State of the art automated agriculture

Weeding

There are some quite exciting technological developments going on in the area of automated weeding. The most important technologies will be discussed below.

Deepfield Weeding Robot

The first far-developed technology is the Deepfield Weeding robot of Bosch, see below.

3053230-slide-s-5-with-this-weeding-robot-farmers-dont-need-to-use-herbicides.jpg

This robot has GPS navigation to move through the fields with a 90% electrical efficiency. A row of linear actuators is attached to the bottom of the robot. When the robot detects weed is punched one of the actuators in the ground the destroy the little plant. The company claims that the positions accuracy is 2 mm and that it can remove 20 weeds per second. Given 40 weeds per square meter, the robot can process a hectare in three hours. The machine will cost about the same as a midsized tractor [3].

Advantages of this design:

  • Herbicide-free farming
  • Relative fast operation

Disadvantages of this design:

  • Only suitable for small weeds
  • Only suitable for field with small crops

There is also an other variant of this machine under development. This machine looks almost the same, but it does use herbicides. A greater working with of six to seven meters is possible with foldable booms. This machine will still lead to massive herbicide savings, but with a much bigger capacity potential.


LettuceBot

A company called Blue River created a robot which can identify weed and excess planted lettuce plants with the use of image recognition. When it is determined which plants need to be removed, the robot sprays a little amount of herbicide on it. This can result in a 90% reduction of use of pesticides. Currently the robot is towed behind a conventional tractor, but Blue River is working on an fully automated version of the LettuceBot.

Future concept LettuceBot Current LettuceBot

While driving four miles per hour the precision is a quarter of an inch. The machine can process 40 acres per day and can cared for up to 5000 plants per minute. The machine also collects data about the plants when driving through the field to keep track of the growth and health of the plants.

Advantages of this design:

  • It is already a fully functioning machine
  • It is really fast

Disadvantages of this design:

  • It can only be used on lettuce
  • It isn't fully autonomous yet

Naïo Technologies

Naïo Technologies is a company that produces different types of weeding robots. They are suitable for different kinds of users and crops. The one thing that the different robots have in common is that they remove weeds by hoeing. This lets the robots stand out to the opposing companies and robots. The most important robots of Naïo technologies can be seen below.
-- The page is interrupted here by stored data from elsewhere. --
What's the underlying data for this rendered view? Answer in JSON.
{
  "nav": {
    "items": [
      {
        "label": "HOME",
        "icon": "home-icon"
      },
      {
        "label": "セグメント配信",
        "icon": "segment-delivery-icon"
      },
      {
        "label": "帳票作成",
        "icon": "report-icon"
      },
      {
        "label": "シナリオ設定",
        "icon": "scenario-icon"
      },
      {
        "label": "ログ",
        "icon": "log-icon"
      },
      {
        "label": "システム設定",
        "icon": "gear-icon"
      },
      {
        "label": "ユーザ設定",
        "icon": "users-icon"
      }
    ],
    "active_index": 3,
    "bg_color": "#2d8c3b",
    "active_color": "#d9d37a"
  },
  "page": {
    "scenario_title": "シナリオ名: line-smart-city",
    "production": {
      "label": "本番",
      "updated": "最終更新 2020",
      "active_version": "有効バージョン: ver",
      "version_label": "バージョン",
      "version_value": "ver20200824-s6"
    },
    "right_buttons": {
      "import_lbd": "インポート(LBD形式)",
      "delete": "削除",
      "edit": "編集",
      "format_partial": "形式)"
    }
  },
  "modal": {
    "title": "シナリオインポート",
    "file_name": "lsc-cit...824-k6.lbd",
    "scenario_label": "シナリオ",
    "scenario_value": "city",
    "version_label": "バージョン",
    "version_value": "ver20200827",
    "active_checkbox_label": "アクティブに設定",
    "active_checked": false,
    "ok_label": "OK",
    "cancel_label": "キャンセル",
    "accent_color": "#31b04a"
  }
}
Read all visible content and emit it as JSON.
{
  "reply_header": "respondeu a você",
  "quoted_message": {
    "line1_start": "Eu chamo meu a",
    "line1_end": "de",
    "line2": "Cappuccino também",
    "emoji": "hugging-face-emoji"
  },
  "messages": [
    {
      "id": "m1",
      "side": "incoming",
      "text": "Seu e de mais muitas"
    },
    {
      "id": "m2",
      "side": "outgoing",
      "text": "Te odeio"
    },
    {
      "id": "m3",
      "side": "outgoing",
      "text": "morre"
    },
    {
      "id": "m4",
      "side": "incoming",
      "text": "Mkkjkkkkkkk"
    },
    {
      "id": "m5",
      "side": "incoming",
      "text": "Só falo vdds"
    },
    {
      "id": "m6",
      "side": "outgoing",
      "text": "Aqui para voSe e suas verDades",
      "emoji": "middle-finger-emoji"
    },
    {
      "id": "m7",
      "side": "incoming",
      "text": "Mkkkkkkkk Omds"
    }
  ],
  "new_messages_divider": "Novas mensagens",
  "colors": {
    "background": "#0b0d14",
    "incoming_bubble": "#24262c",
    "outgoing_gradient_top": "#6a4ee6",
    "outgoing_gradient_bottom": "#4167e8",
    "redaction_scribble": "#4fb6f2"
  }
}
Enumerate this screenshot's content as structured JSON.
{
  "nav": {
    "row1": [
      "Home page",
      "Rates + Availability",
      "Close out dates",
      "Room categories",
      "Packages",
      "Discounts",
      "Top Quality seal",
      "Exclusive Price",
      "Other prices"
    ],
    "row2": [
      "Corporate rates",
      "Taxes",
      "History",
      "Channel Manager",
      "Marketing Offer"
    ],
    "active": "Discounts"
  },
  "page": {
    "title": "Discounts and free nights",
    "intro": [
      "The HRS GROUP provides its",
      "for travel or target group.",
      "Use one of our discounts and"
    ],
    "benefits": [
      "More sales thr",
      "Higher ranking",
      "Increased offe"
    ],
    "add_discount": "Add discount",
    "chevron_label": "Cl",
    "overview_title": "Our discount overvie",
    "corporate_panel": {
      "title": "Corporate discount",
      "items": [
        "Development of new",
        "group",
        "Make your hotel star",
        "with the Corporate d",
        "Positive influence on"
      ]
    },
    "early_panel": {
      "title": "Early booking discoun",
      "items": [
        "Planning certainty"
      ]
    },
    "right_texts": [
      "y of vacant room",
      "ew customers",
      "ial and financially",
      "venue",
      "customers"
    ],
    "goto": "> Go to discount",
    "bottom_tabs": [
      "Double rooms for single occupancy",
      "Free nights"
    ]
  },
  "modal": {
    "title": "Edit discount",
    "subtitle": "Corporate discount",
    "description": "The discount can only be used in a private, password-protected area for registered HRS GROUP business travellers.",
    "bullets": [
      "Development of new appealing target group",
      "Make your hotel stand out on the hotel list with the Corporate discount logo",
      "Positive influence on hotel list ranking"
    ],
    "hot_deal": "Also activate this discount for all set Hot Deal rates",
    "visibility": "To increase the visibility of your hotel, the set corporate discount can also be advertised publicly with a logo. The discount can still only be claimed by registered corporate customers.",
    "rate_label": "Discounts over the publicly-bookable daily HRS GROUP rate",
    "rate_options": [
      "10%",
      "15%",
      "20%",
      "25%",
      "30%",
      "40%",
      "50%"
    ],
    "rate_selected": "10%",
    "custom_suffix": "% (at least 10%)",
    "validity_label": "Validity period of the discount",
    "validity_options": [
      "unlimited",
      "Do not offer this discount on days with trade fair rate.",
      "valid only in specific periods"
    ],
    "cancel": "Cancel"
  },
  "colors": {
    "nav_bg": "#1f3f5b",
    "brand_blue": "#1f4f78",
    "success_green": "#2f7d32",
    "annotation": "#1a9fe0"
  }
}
1239037 333220810147280 1417854463 n.jpg Naio20Technologies20-20LD20-20Tien20TRAN-2.jpg Robot-Ted-enjambeur-vignes-Tien-Tran-Naio-Technologies.jpeg

The first robot is called 'Oz' and is suitable for smaller fields. The small battery driven robot has a maximum moving speed of 1.3 kilometers per hour. It follows the mounds via different optical sensors and RTK GPS. The robot can turn itself around to start independently with a new mound. It only uses about one euro worth of electricity to weed one hectare.

The second robot is created for bigger farms and uses the same techniques as the Oz robot.

The third robot is called 'Ted' and is used to weed vineyard. The maximum speed is four kilometer per hour and it can maintain a surface of about 25 hectares. This robot also shares the most techniques used in the other robots. The company is working on extending the capabilities of the robot with adding functionalities as mowing, leaf thinning and trimming.


Seeding Machine

There are two kinds of seeding machines, the normal one and the precision machine.


Normal seeding machine

A seeding machine is a device that is able to sow the seeds by metering out the individual ones. The machine positions the seeds in a soil and covers them to a certain average depth. The machines makes sure that the seeds are placed at equal distances and depths. Eventually the machine covers the seeds with soil so they can’t be eaten by birds.

161605Amazone zaaimachine.jpg

Precision Agriculture

For the precision agriculture there is a new design for seeding machines. This model makes use of GPS. This makes it possible that the machine exactly knows where to drop the seeds.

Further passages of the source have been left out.